Nirupama Mallavarupu is a technologist and started with distributed programming about 25+ years ago. After her Master’s at Georgia Tech, she worked at a startup born out of a lab in Carnegie Mellon named Transarc. The company had a stellar team of PHDs that built the first distributed computing system that connects computers (remember, this was pre-internet days). Niru learned the ropes about technology there. After the company got sold to IBM, she moved to the bay area to join Oracle, and then Sun Microsystems through the acquisition of a company named NetDynamics that built software for handling the first internet transactions.
Eight years into her tenure in the tech industry, Niru had her first child. After that, life changed drastically for her in the tech industry. “While I could stay at work at all hours before I had kids, I had to leave early to pick up my child (day care or babysitters don’t work 24 X 7) around 5pm instead of 12 midnight. Anyone who has worked for the software industry knows that complex software releases with millions of lines of code involved and hundreds of engineers can easily run into days of non-stop work”. While working at Sun Microsystems, she was heading a important project for the application server that Sun was building. This was never a 9 to 5 job and stayed overtime most of the days to make sure the product worked perfectly for all of the hundreds of engineers involved in the project the next morning. “My husband who was a research prof at UCSF helped me immensely by taking care of my son on days I had to stay back”.
Niru was faced with a serious quandary by the time her second child was born – to take care of two young kids or go back to work. “The company I was working for terminated my job during my maternity leave, which is against the law. However, it was structured so that the day of termination was the day I was scheduled to come back from maternity leave. More recently, I found out in a Facebook group that all third term pregnant women were terminated by this top Fortune 100 company”.
When her husband got a job offer on the east coast, they moved to New York City. The culture in NYC was quite different from the bay area. The post dot com crash and 9/11 had left the technology market high and dry. “I worked on technology for the advertising industry. The executives always held meetings at 5pm in spite of knowing that I had to leave to catch a train to Jersey to pick up my kids on time from day care”.
After several job moves, Niru found that she was spending more time scrambling to stay on top of my kids’ schedules. “Many a time I was called back to school right after I reached work as my son had a slight pink eye ( he had this tendency to rub his eyes a lot). I hired a babysitter who could stay until 7pm with them. However I had many situations when the babysitter would not show up or was on her way to hospital. I found out that my babysitter took a number of drugs to keep her cholesterol and blood pressure down and would forget to take them landing her in hospital”.
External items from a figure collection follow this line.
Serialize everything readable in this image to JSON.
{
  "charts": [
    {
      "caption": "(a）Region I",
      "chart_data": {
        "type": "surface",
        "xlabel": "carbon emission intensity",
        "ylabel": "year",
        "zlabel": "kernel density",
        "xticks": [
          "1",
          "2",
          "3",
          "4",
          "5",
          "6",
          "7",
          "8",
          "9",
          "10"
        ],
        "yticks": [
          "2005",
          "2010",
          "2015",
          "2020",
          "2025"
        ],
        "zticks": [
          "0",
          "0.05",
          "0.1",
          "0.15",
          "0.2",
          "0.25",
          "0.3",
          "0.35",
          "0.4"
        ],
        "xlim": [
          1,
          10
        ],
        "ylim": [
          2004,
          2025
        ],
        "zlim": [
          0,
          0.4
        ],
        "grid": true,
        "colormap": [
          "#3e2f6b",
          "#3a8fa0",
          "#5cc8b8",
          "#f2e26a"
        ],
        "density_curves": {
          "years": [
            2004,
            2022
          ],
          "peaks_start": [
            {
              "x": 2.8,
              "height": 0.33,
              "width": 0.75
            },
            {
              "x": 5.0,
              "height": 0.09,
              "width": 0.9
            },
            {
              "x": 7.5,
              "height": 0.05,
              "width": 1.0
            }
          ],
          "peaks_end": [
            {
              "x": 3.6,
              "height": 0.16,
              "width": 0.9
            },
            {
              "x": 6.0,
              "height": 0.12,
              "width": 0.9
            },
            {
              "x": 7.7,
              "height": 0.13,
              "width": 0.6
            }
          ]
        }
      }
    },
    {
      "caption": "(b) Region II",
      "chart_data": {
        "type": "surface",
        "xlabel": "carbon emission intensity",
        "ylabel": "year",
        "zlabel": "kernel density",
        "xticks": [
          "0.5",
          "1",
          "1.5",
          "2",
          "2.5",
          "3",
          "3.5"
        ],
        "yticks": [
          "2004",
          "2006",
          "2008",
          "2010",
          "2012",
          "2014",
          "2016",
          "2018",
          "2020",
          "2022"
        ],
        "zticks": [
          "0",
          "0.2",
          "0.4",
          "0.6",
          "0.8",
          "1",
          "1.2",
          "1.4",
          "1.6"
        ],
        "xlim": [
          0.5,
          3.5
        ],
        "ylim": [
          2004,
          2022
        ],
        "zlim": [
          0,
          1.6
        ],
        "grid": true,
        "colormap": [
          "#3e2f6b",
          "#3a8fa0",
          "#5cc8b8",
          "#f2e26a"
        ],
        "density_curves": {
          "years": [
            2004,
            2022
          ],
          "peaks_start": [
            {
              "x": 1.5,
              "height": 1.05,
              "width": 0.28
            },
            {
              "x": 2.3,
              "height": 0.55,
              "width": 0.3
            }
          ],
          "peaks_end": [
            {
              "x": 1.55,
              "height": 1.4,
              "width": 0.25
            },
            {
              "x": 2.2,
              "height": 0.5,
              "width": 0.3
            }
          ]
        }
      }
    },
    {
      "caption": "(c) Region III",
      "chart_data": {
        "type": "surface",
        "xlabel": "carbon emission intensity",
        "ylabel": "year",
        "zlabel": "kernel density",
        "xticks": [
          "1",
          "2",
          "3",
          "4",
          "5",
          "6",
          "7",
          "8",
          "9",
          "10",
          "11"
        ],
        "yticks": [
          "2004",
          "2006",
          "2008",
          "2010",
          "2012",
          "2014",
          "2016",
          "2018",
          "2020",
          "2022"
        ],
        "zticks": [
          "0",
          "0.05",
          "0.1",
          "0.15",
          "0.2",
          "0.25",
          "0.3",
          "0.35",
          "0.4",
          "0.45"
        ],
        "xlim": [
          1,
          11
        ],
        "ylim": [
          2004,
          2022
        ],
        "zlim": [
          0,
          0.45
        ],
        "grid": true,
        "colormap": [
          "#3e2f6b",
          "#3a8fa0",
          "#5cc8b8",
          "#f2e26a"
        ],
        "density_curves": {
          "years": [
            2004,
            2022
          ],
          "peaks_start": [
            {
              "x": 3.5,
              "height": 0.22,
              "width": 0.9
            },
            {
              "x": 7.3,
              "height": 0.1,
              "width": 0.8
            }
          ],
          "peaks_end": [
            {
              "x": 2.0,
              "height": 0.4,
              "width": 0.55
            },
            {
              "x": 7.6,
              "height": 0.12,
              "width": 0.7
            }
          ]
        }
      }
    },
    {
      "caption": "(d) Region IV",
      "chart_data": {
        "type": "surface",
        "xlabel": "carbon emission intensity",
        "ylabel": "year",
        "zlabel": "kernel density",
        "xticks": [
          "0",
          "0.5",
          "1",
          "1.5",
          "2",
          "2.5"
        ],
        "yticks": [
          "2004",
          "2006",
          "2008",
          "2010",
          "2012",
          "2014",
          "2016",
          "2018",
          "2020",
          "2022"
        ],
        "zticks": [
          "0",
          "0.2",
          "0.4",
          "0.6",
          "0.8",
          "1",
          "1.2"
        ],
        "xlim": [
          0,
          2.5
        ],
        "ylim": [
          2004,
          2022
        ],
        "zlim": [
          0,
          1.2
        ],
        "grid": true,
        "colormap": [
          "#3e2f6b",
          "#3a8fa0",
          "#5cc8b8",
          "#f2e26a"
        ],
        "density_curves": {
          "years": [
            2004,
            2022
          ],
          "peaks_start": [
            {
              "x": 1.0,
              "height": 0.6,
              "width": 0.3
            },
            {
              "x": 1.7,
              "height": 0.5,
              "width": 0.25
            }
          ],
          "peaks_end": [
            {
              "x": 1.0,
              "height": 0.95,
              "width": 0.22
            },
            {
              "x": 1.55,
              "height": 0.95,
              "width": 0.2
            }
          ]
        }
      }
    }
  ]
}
Necessity is the mother of invention
All of these frustrations led Niru to build a technological solution, MobileArq, to solve my problem as well as those of millions of other parents. She created software that would help parents to stay connected to their school community anywhere anytime and help the parent organizations in fundraising and communications. ” I got a crash course in entrepreneurship and how to start a company from Sramana Mitra’s 1 million by 1 million course. Becoming an entrepreneur has given me a much more flexible schedule. I work 16 hour days sometimes but I find it very fulfilling. Also, I can pick up and be with my kids for their sports activities if I want to. “
One of the early lessons Niru learned was that keeping your day job until your startup takes off is generally a good idea. However, it is also a double edged sword. “As long as you are protected by a fat paycheck, you have very little motivation to get your startup to make money for you. Also, when you have spent the better part of your day working for someone else, and you have a family to take care of, it is hard to put 100% into your startup”.
Going out on your own is not without it’s challenges. Entrepreneurship comes with a lot of responsibilities. “You have to earn enough to put food on the table and pay your bills for your family and employees. While I value the flexibility of having control over my time, I am also acutely aware of how productive or unproductive I am”.
Today, MobileArq has over 60+ schools and growing with over 50,000+ parents using the software on their laptops, desktops and phones. Schools have raised $510,000 this year with the MobileArq fundraising software. We also now have an education academy where we teach how to “build a mobile app” from scratch with our platform and “build a quad from scratch” that teaches how to build drones from scratch . “When I hear from Moms on how I have solved a problem for them, it makes my day. When PTAs make hundreds of thousands for their schools with MobileArq, it is music to my ears”.